For lead Tenoch Huerta, who plays a villain in the upcoming “Black Panther II,” portraying a scientist on “Monarchs” was a far cry from his previous roles in such projects as Netflix’s drug trafficking series “Narcos,” and migrant caravan drama, “Sin Nombre.” “We spent some time training him at the lab,” said Gambis, who shot the macro photography lab scenes himself.  

After his grandmother dies, Huerta’s character, an immigrant biologist working in New York, returns to his hometown, which is situated by the Monarch butterfly forests of Michoacan, Mexico. There he is compelled to face the traumas of his past and his own mixed identity. “Son of Monarchs” held its Mexican premiere at the region’s prestigious Morelia Intl. Film Festival last year. The Film Sales Company handles worldwide sales. 
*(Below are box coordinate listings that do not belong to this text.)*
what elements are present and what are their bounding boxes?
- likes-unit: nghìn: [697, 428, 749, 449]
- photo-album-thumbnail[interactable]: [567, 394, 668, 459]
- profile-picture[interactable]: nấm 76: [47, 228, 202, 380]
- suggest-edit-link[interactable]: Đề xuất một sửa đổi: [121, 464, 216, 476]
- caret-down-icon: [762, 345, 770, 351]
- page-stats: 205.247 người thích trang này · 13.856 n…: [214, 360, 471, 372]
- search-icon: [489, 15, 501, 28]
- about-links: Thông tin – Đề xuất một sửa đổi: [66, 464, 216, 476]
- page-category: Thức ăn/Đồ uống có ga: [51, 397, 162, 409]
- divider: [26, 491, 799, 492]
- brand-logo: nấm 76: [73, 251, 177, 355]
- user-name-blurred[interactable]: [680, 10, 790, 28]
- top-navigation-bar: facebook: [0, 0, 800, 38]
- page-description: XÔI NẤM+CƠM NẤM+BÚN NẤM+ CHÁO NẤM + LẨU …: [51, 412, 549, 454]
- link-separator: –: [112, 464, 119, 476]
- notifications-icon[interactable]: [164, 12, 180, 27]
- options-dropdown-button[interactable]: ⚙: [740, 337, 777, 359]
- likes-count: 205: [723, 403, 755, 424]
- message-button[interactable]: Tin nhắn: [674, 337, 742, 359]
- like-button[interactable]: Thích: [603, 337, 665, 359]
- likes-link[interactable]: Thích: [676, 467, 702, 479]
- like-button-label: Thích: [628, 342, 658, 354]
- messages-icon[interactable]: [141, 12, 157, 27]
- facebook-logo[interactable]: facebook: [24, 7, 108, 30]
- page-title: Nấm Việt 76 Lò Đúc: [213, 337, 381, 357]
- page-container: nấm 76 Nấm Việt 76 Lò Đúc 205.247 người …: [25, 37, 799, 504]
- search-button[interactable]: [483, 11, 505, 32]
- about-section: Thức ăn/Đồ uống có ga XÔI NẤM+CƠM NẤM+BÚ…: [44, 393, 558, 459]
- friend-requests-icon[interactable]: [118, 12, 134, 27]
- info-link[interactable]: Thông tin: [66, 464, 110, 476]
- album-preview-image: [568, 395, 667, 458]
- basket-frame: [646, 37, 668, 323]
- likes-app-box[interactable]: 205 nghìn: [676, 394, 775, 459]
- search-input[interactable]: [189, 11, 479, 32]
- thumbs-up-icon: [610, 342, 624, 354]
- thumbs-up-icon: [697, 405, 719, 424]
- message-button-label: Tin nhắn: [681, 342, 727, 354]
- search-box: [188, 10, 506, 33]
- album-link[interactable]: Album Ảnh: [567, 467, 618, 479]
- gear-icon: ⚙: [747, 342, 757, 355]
To prepare for his feature, Gambis made three short documentaries revolving around the Monarch butterfly, long considered the symbol of migrants for their 3,000 plus journey from Canada to central Mexico, where they spend the winter. One of the earlier scenes in “Son of Monarchs” show millions clustered on the trees of a Monarch butterfly sanctuary, where Gambis used his scientist creds to access an area closed off to the general public.

The Monarch butterflies are also known as Las Muertitas in Mexico, where they are meant to represent the souls of the dead as they usually fly in just as the country’s Day of the Dead festivities begin in early November. Gambis also hopes to call attention to the plight of the Monarch butterflies, whose numbers are being decimated from the overuse of pesticides and the impact of climate change, which have been devastating its only food source, the milkweed plant.

Gambis is now in Madrid to conduct some research and shoot a few clips for his next project, “El Beso” (“The Kiss”), about Spanish neuroscientist Santiago Ramon y Cajal, the first Spanish scientist to receive a Nobel Prize.